Gamalibai is a farmer in Malkaipeta Thanda, a small tribal hamlet of the Lambadi community in Ibrahimpur village, Ranga Reddy district in Andhra Pradesh. She does not have much in common with the image of the hearty, prosperous farmer that beams at us from posters selling agricultural machinery. That is because in common with most tribals, she is a subsistence farmer- one who grows barely enough food to keep body and soul together.
Investing in her farm was an impossible dream. Naturally, Gamalibai did not own a borewell. She was dependent on rainfall for agriculture during the kharif, while the rabi crop was dependent on soil moisture or left to fate. When the monsoon failed, many of her family members were forced to migrate to Hyderabad or other distant towns to look for work as labourers on construction sites.
Those of her neighbours who could afford to drill borewells were not better off either. Groundwater exploitation in the area meant that drilling of borewells was risky and often led to heavy investment losses. The rural poor and marginalized farmers were the main sufferers due to the rampant overexploitation of groundwater by the richer farmers.
Is groundwater a common resource?
Yes, groundwater is a common pool resource and not something that belongs to each individual separately. It makes sense then that the most ethical and sustainable way of using it is to do it together as a community.
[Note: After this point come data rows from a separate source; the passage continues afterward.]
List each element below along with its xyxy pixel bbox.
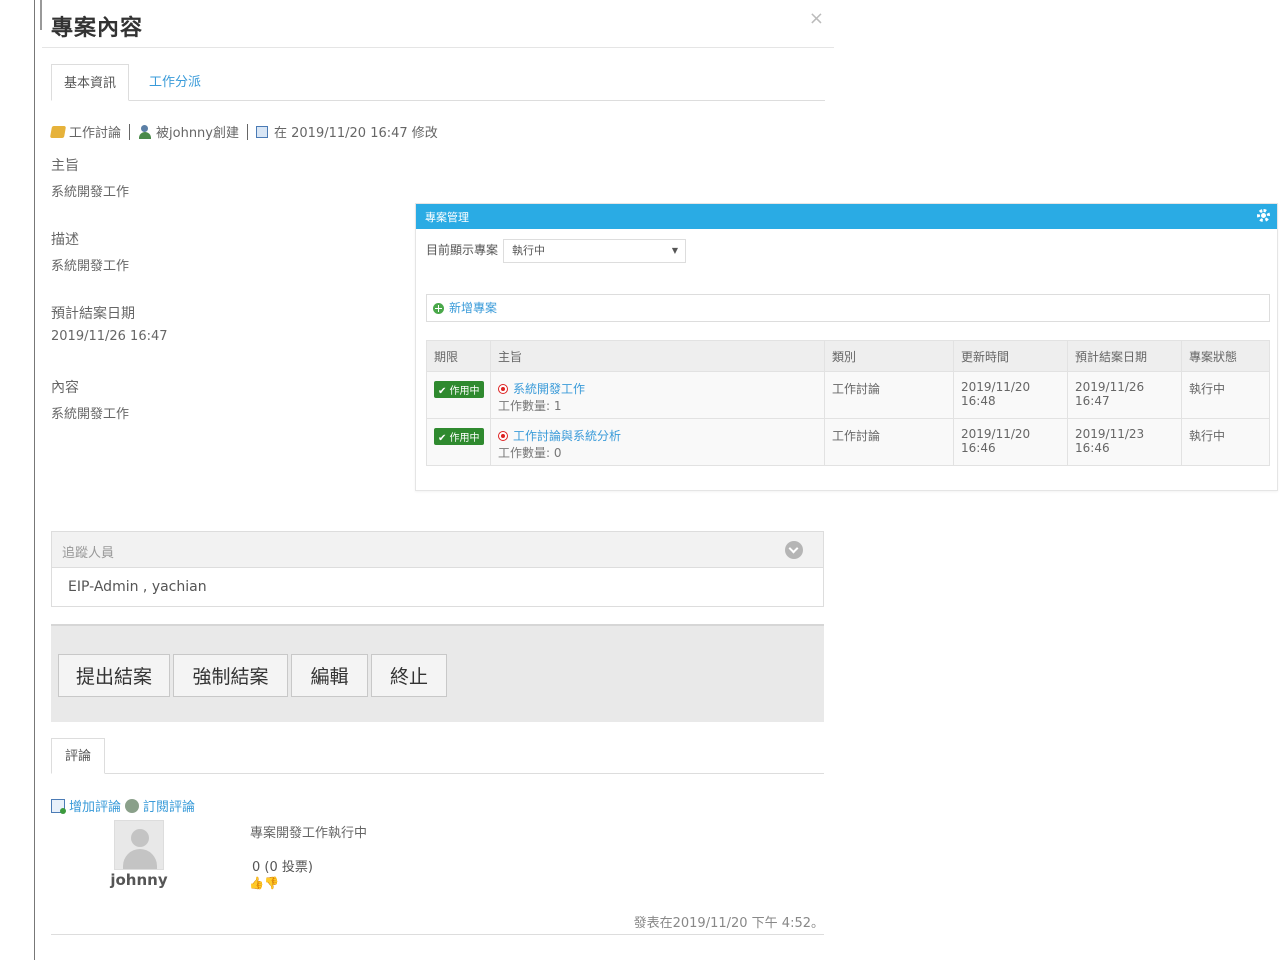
project-link[interactable]: 系統開發工作 xyxy=(513,382,585,396)
deadline-cell: ✔ 作用中 xyxy=(426,418,491,466)
followers-list: EIP-Admin , yachian xyxy=(68,579,207,595)
project-table: 期限 主旨 類別 更新時間 預計結案日期 專案狀態 ✔ 作用中 系統開發工作 工… xyxy=(426,340,1270,466)
filter-label: 目前顯示專案 xyxy=(426,243,499,257)
chevron-down-icon: ▼ xyxy=(671,246,678,255)
description-label: 描述 xyxy=(51,232,79,248)
meta-creator: 被johnny創建 xyxy=(156,126,239,141)
add-project-label: 新增專案 xyxy=(449,301,498,315)
avatar xyxy=(114,820,164,870)
due-cell: 2019/11/26 16:47 xyxy=(1067,371,1182,419)
calendar-icon xyxy=(256,125,268,138)
description-value: 系統開發工作 xyxy=(51,259,130,274)
tab-basic-info[interactable]: 基本資訊 xyxy=(51,64,130,101)
col-due-date[interactable]: 預計結案日期 xyxy=(1067,340,1182,372)
gear-icon[interactable] xyxy=(1257,209,1270,222)
meta-category: 工作討論 xyxy=(69,126,122,141)
tab-work-assignment[interactable]: 工作分派 xyxy=(137,64,213,101)
col-updated[interactable]: 更新時間 xyxy=(953,340,1068,372)
collapse-toggle-icon[interactable] xyxy=(785,541,803,559)
widget-title: 專案管理 xyxy=(425,211,469,224)
page-left-border xyxy=(34,0,35,960)
select-value: 執行中 xyxy=(512,244,545,257)
user-icon xyxy=(138,124,152,139)
category-cell: 工作討論 xyxy=(824,371,954,419)
col-subject[interactable]: 主旨 xyxy=(490,340,825,372)
terminate-button[interactable]: 終止 xyxy=(371,654,447,697)
col-status[interactable]: 專案狀態 xyxy=(1181,340,1270,372)
subscribe-icon[interactable] xyxy=(125,798,140,813)
comment-votes: 0 (0 投票) xyxy=(252,860,313,875)
record-icon xyxy=(498,384,508,394)
active-badge: ✔ 作用中 xyxy=(434,381,484,398)
status-cell: 執行中 xyxy=(1181,418,1270,466)
modal-header: 專案內容 × xyxy=(42,0,834,48)
add-comment-icon[interactable] xyxy=(51,798,66,814)
note-icon xyxy=(49,125,67,138)
submit-close-button[interactable]: 提出結案 xyxy=(58,654,170,697)
subject-cell: 系統開發工作 工作數量: 1 xyxy=(490,371,825,419)
meta-divider xyxy=(247,123,248,140)
followers-panel: 追蹤人員 EIP-Admin , yachian xyxy=(51,531,824,607)
meta-modified: 在 2019/11/20 16:47 修改 xyxy=(274,126,438,141)
followers-title: 追蹤人員 xyxy=(62,546,115,561)
deadline-cell: ✔ 作用中 xyxy=(426,371,491,419)
updated-cell: 2019/11/20 16:46 xyxy=(953,418,1068,466)
task-count: 工作數量: 1 xyxy=(498,399,562,413)
tab-comments[interactable]: 評論 xyxy=(51,738,105,774)
comment-divider xyxy=(51,934,824,935)
comment-date: 發表在2019/11/20 下午 4:52。 xyxy=(633,916,824,931)
plus-icon xyxy=(433,302,444,314)
add-comment-link[interactable]: 增加評論 xyxy=(69,796,121,815)
modal-title: 專案內容 xyxy=(51,16,144,41)
category-cell: 工作討論 xyxy=(824,418,954,466)
col-category[interactable]: 類別 xyxy=(824,340,954,372)
edit-button[interactable]: 編輯 xyxy=(291,654,368,697)
col-deadline[interactable]: 期限 xyxy=(426,340,491,372)
subject-value: 系統開發工作 xyxy=(51,185,130,200)
due-date-label: 預計結案日期 xyxy=(51,306,135,322)
force-close-button[interactable]: 強制結案 xyxy=(173,654,288,697)
task-count: 工作數量: 0 xyxy=(498,446,562,460)
detail-tabs: 基本資訊 工作分派 xyxy=(51,64,825,101)
followers-header: 追蹤人員 xyxy=(52,532,823,568)
add-project-button[interactable]: 新增專案 xyxy=(426,294,1270,322)
widget-header: 專案管理 xyxy=(416,204,1277,229)
comment-author: johnny xyxy=(110,871,168,889)
subject-cell: 工作討論與系統分析 工作數量: 0 xyxy=(490,418,825,466)
status-cell: 執行中 xyxy=(1181,371,1270,419)
active-badge: ✔ 作用中 xyxy=(434,428,484,445)
subject-label: 主旨 xyxy=(51,158,79,174)
table-header-row: 期限 主旨 類別 更新時間 預計結案日期 專案狀態 xyxy=(426,340,1270,372)
meta-divider xyxy=(129,123,131,140)
content-value: 系統開發工作 xyxy=(51,407,130,422)
subscribe-comment-link[interactable]: 訂閱評論 xyxy=(143,796,195,815)
project-meta: 工作討論 被johnny創建 在 2019/11/20 16:47 修改 xyxy=(49,122,438,141)
project-status-select[interactable]: 執行中 ▼ xyxy=(503,239,686,263)
due-cell: 2019/11/23 16:46 xyxy=(1067,418,1182,466)
comment-tabs: 評論 xyxy=(51,738,824,774)
project-link[interactable]: 工作討論與系統分析 xyxy=(513,429,621,443)
comment-text: 專案開發工作執行中 xyxy=(250,826,368,841)
due-date-value: 2019/11/26 16:47 xyxy=(51,329,168,344)
project-management-widget: 專案管理 目前顯示專案 執行中 ▼ 新增專案 期限 主旨 類別 更新時間 預計結… xyxy=(415,203,1278,491)
table-row[interactable]: ✔ 作用中 工作討論與系統分析 工作數量: 0 工作討論 2019/11/20 … xyxy=(426,418,1270,466)
updated-cell: 2019/11/20 16:48 xyxy=(953,371,1068,419)
close-icon[interactable]: × xyxy=(809,8,824,29)
record-icon xyxy=(498,431,508,441)
content-label: 內容 xyxy=(51,380,79,396)
comment-actions: 增加評論 訂閱評論 xyxy=(51,796,195,815)
action-bar: 提出結案 強制結案 編輯 終止 xyxy=(51,624,824,722)
thumbs-up-down-icon[interactable]: 👍👎 xyxy=(249,876,279,890)
table-row[interactable]: ✔ 作用中 系統開發工作 工作數量: 1 工作討論 2019/11/20 16:… xyxy=(426,371,1270,419)
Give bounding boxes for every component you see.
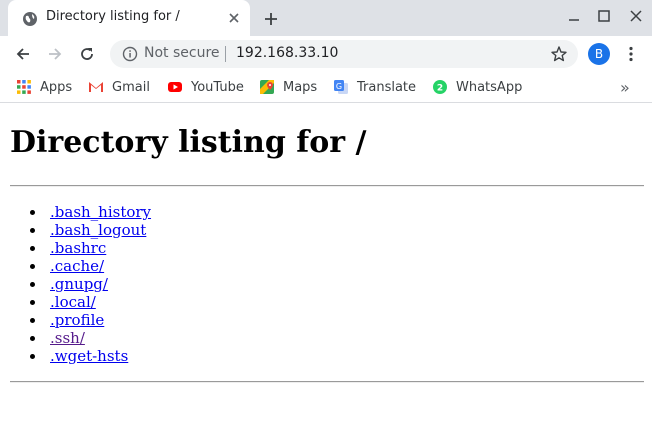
new-tab-icon[interactable] [262,10,280,28]
file-link[interactable]: .bashrc [50,239,106,257]
close-window-icon[interactable] [626,6,646,26]
folder-link[interactable]: .gnupg/ [50,275,108,293]
bookmark-label: YouTube [191,79,244,95]
profile-avatar[interactable]: B [588,43,610,65]
tab-title: Directory listing for / [46,9,180,24]
bottom-divider [10,381,644,383]
address-bar[interactable]: Not secure 192.168.33.10 [110,40,578,68]
svg-text:G: G [336,82,342,91]
more-vert-icon[interactable] [622,45,640,63]
folder-link[interactable]: .local/ [50,293,96,311]
bookmark-label: Apps [40,79,73,95]
not-secure-label: Not secure [144,45,220,61]
file-link[interactable]: .bash_logout [50,221,146,239]
bookmarks-overflow-icon[interactable]: » [620,78,630,97]
bookmarks-bar: Apps Gmail YouTube Maps G Translate 2 Wh… [0,72,652,103]
back-arrow-icon[interactable] [14,45,32,63]
file-link[interactable]: .bash_history [50,203,151,221]
bookmark-translate[interactable]: G Translate [333,78,416,96]
globe-icon [23,12,37,26]
bookmark-label: Maps [283,79,318,95]
whatsapp-icon: 2 [433,80,447,94]
translate-icon: G [334,80,348,94]
bookmark-youtube[interactable]: YouTube [167,78,244,96]
forward-arrow-icon[interactable] [46,45,64,63]
bookmark-label: Translate [357,79,417,95]
bookmark-maps[interactable]: Maps [259,78,317,96]
bookmark-whatsapp[interactable]: 2 WhatsApp [432,78,522,96]
page-content: Directory listing for / .bash_history .b… [0,103,652,440]
file-link[interactable]: .profile [50,311,104,329]
folder-link[interactable]: .ssh/ [50,329,85,347]
youtube-icon [168,82,182,92]
close-tab-icon[interactable] [226,10,242,26]
maximize-icon[interactable] [594,6,614,26]
apps-grid-icon [17,80,31,94]
info-icon[interactable] [122,46,138,62]
maps-icon [260,80,274,94]
tab-strip: Directory listing for / [0,0,652,36]
top-divider [10,185,644,187]
divider [225,46,226,62]
url-text[interactable]: 192.168.33.10 [236,45,338,61]
reload-icon[interactable] [78,45,96,63]
bookmark-label: WhatsApp [456,79,523,95]
gmail-icon [89,82,103,92]
bookmark-gmail[interactable]: Gmail [88,78,150,96]
bookmark-label: Gmail [112,79,150,95]
bookmark-star-icon[interactable] [550,45,568,63]
active-tab[interactable]: Directory listing for / [8,0,250,36]
folder-link[interactable]: .cache/ [50,257,104,275]
minimize-icon[interactable] [564,6,584,26]
bookmark-apps[interactable]: Apps [16,78,72,96]
file-link[interactable]: .wget-hsts [50,347,128,365]
page-heading: Directory listing for / [10,125,367,160]
svg-text:2: 2 [437,84,443,94]
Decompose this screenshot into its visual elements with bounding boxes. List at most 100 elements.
Unfortunately, that's easier said than done. The ease with which a farmer can sink a borewell and pump up water makes it next to impossible to monitor and control a person's use of this resource. The only way this is possible is if it is driven by the farmers themselves. This means that a prosperous farmer has to make a conscious decision to dial back on using all the resources s/he can and instead distribute it among the other villagers.
As impossible as this might sound, it has happened in Malkaipeta Thanda.
WASSAN (Watershed Support Services and Activities Network), a network that works on resource management in Andhra Pradesh began to explore alternatives for conservation, efficient use, and equitable distribution of groundwater. They encouraged the village to pool the groundwater from farmers who had borewells and share it with all other farmers who don’t have access to water, thus providing critical irrigation to the rainfed crops.
Why did the borewell owners agree?
- They understood that pooling the borewells and sharing water would avoid competitive borewell drilling and further eliminate unnecessary investment and loss of capital.
- The borewell owners were assured irrigation for the area under crops at the time of the agreement, provided water intensive crops were not planted.
- Water saved by not planting water intensive crops would provide critical irrigation to the rainfed area, which included lands of both borewell owners and others.
- In case of a borewell failure, back-up arrangements were assured as the borewells were pooled.
- The community was also motivated to use micro irrigation systems (sprinklers and drips) thus further increasing the land that could be irrigated with a given amount of water.
WASSAN also facilitated the following:
Trained the village level institutions on community management of groundwater, which included monitoring water levels, borewell yields and regulations.
Improved the groundwater recharge through convergence with various other programmes and ensured protection of key recharge areas.
Reduced water losses by adopting effective irrigation systems and methods.
The following water sharing norms were part of the agreement:
Pooling of borewells through a common pipeline network for sharing.
Sharing of water among all irrespective of whether they owned the borewell.
Planning crops based on availability of water in agreement with the members.
Reducing the area under paddy cultivation.
Sharing the water to protect the kharif crop of non-borewell farmers.
Ensuring cultivation of acreage of borewell owner.
Creating a general fund for maintenance of pipeline, repairs etc.
Borewell owners contributed Rs. 200 per acre of irrigated land and others who used the water would pay Rs. 1000 per acre per year.
The farmers of Malkaipeta Thanda have realised that pooling resources leads to increased opportunities not just for poor farmers like Gamalibai, but also for their richer counterparts.
Will the rest of the country learn from their example?